Councillors approved plans on Monday to consider ways to aid NOTL's ailing short-term rental industry after a presentation by John Foreman, president of the Niagara-on-the-Lake Bed & Breakfast Association.
Foreman asked for a 30 per cent reduction in short-term rental licence fees for 2021 and for owners to be allowed to delay paying their 2021 fees without penalty until they are able to determine whether they will open for the season.
He also asked to amend council's newly created short-term rental committee, to add a representative from the Bed & Breakfast Association. His concern was that there was not enough representation on the committee from members of the industry in NOTL.
Council's committee of the whole voted almost unanimously to add the two new members, Claire Cronier and Rene Brewer, to the committee, despite it creating an imbalance of industry representatives and regular residents. Council's original goal had been to create a committee with equal representation.
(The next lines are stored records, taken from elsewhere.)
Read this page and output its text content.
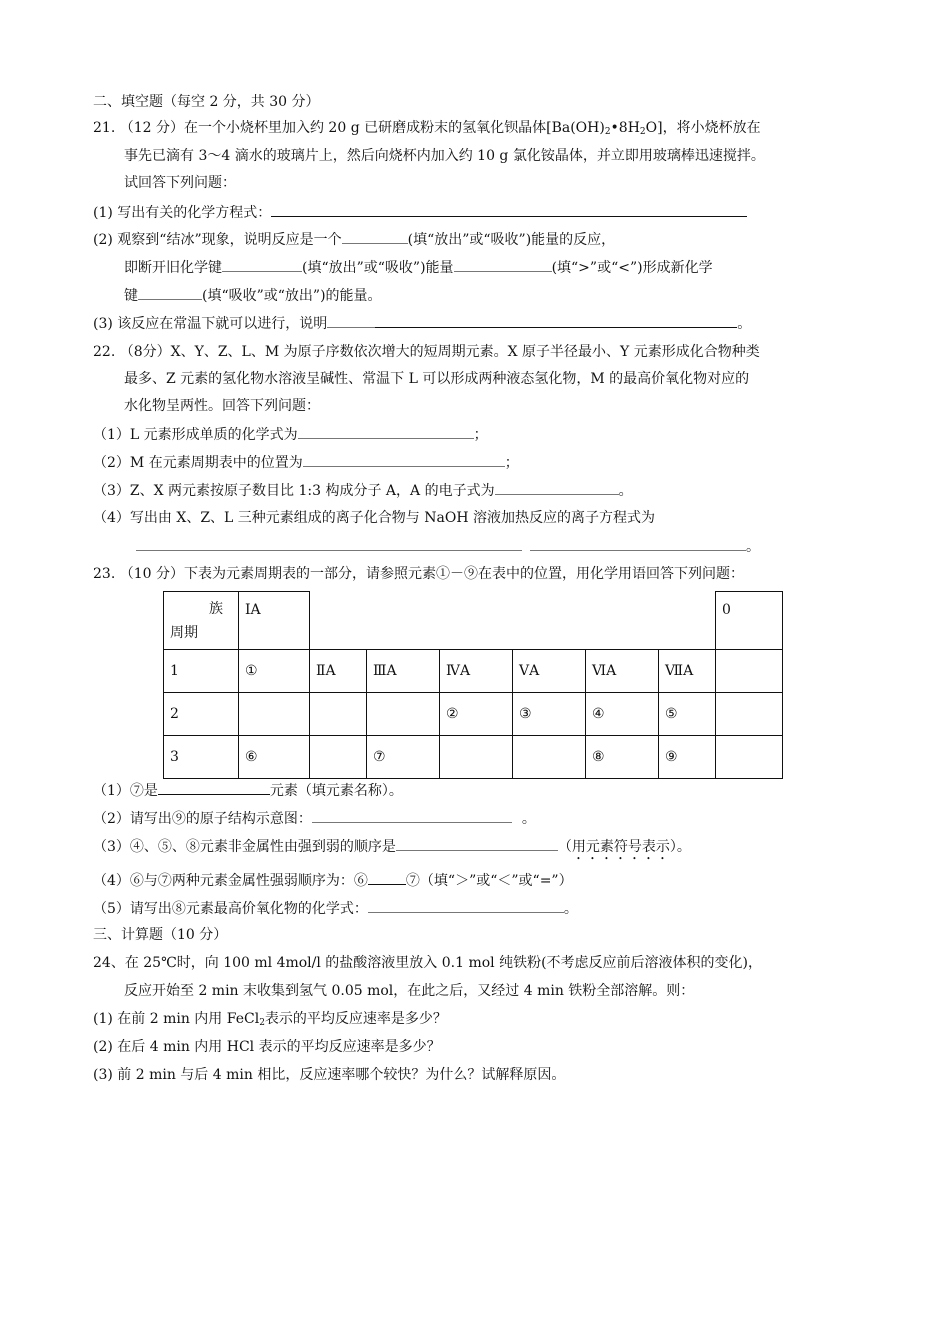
二、填空题（每空 2 分，共 30 分）
21. （12 分）在一个小烧杯里加入约 20 g 已研磨成粉末的氢氧化钡晶体$[Ba(OH)_2•8H_2O]$，将小烧杯放在
事先已滴有 3～4 滴水的玻璃片上，然后向烧杯内加入约 10 g 氯化铵晶体，并立即用玻璃棒迅速搅拌。
试回答下列问题：
(1) 写出有关的化学方程式：
(2) 观察到“结冰”现象，说明反应是一个	(填“放出”或“吸收”)能量的反应，
即断开旧化学键	(填“放出”或“吸收”)能量	(填“>”或“<”)形成新化学
键	(填“吸收”或“放出”)的能量。
(3) 该反应在常温下就可以进行，说明	。
22. （8分）X、Y、Z、L、M 为原子序数依次增大的短周期元素。X 原子半径最小、Y 元素形成化合物种类
最多、Z 元素的氢化物水溶液呈碱性、常温下 L 可以形成两种液态氢化物，M 的最高价氧化物对应的
水化物呈两性。回答下列问题：
（1）L 元素形成单质的化学式为	；
（2）M 在元素周期表中的位置为	；
（3）Z、X 两元素按原子数目比 1:3 构成分子 A，A 的电子式为	。
（4）写出由 X、Z、L 三种元素组成的离子化合物与 NaOH 溶液加热反应的离子方程式为
。
23. （10 分）下表为元素周期表的一部分，请参照元素①－⑨在表中的位置，用化学用语回答下列问题：
族
周期	IA							0
1	①	ⅡA	ⅢA	ⅣA	ⅤA	ⅥA	ⅦA	
2				②	③	④	⑤	
3	⑥		⑦			⑧	⑨	
（1）⑦是	元素（填元素名称）。
（2）请写出⑨的原子结构示意图：	。
（3）④、⑤、⑧元素非金属性由强到弱的顺序是	（用元素符号表示）。
（4）⑥与⑦两种元素金属性强弱顺序为：⑥	⑦（填“＞”或“＜”或“=”）
（5）请写出⑧元素最高价氧化物的化学式：	。
三、计算题（10 分）
24、在 25℃时，向 100 ml 4mol/l 的盐酸溶液里放入 0.1 mol 纯铁粉(不考虑反应前后溶液体积的变化)，
反应开始至 2 min 末收集到氢气 0.05 mol，在此之后，又经过 4 min 铁粉全部溶解。则：
(1) 在前 2 min 内用 FeCl$_2$表示的平均反应速率是多少？
(2) 在后 4 min 内用 HCl 表示的平均反应速率是多少？
(3) 前 2 min 与后 4 min 相比，反应速率哪个较快？为什么？试解释原因。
The recommendations for reducing licence fees are to be considered this week by town staff, with a report to come back March 15.
In an interview on Tuesday, Coun. Norm Arsenault, who sits on the short-term rental committee, said he's “not totally opposed” to decreasing licence fees, but thinks thinks it needs more discussion.
“My main concern is the budget,” he said.
Foreman also briefed councillors on some of the stark financial troubles that he said short-term rental owners are experiencing.
According to Foreman, most of NOTL’s short-term rental market made 20 to 30 per cent of their regular yearly income during 2020.
“In my own case, bookings were down 82 per cent from the previous year,” he told councillors.
Although vaccines are providing a glimmer of hope for 2021, he worries that the industry will still suffer.
Even with lockdowns lifted, rental owners need to operate with social distancing guidelines in place, which means reduced capacity, and that severely limits the ability to generate income, Foreman said.
“One thing I can tell you for sure is that there will be less B&Bs in Niagara-on-the-Lake at the end of the pandemic than there were at the start,” he said.
Arsenault said reducing licence fees would be a challenge and that some of the money is already accounted for.
“We hired Host Compliance this year to help us out with various aspects of a new bylaw that came into effect last December. So, some of those expenses have already been paid for and that money’s allotted to pay for this company,” Arsenault said.
“If that money’s not coming in from one place, it’s got to come from somewhere else.”
Foreman also took issue with a town bylaw that regulates licence renewals for short-term rentals. Under the bylaw, owners waiting to have their licences renewed are not allowed to operate, accept bookings or advertise. That is problematic because licence renewals have been backlogged for months due to the pandemic, preventing businesses from booking customers until May, he said.
“Normally, licence renewals would have been processed before the expiry of the current licence in the previous year,” Foreman said.
“Our request is that STRs awaiting processing of their licence renewal application be allowed to operate while their application is being processed. This seems only fair.”
Chief administrator Marnie Cluckie responded that senior management had already agreed to allow short-term rentals awaiting licence renewals to continue operations, but “hadn’t been able to communicate that effectively yet.”
“It’s a technicality that’s being fixed,” Arsenault added on Tuesday.
Coun. Gary Burroughs said he was happy with adding two more members from the short-term rental industry to the committee.
“As a member of the committee that met last week, it’s a terrific committee, and everybody’s quite willing to participate. I think adding two more will only make it a better committee,” Burroughs said.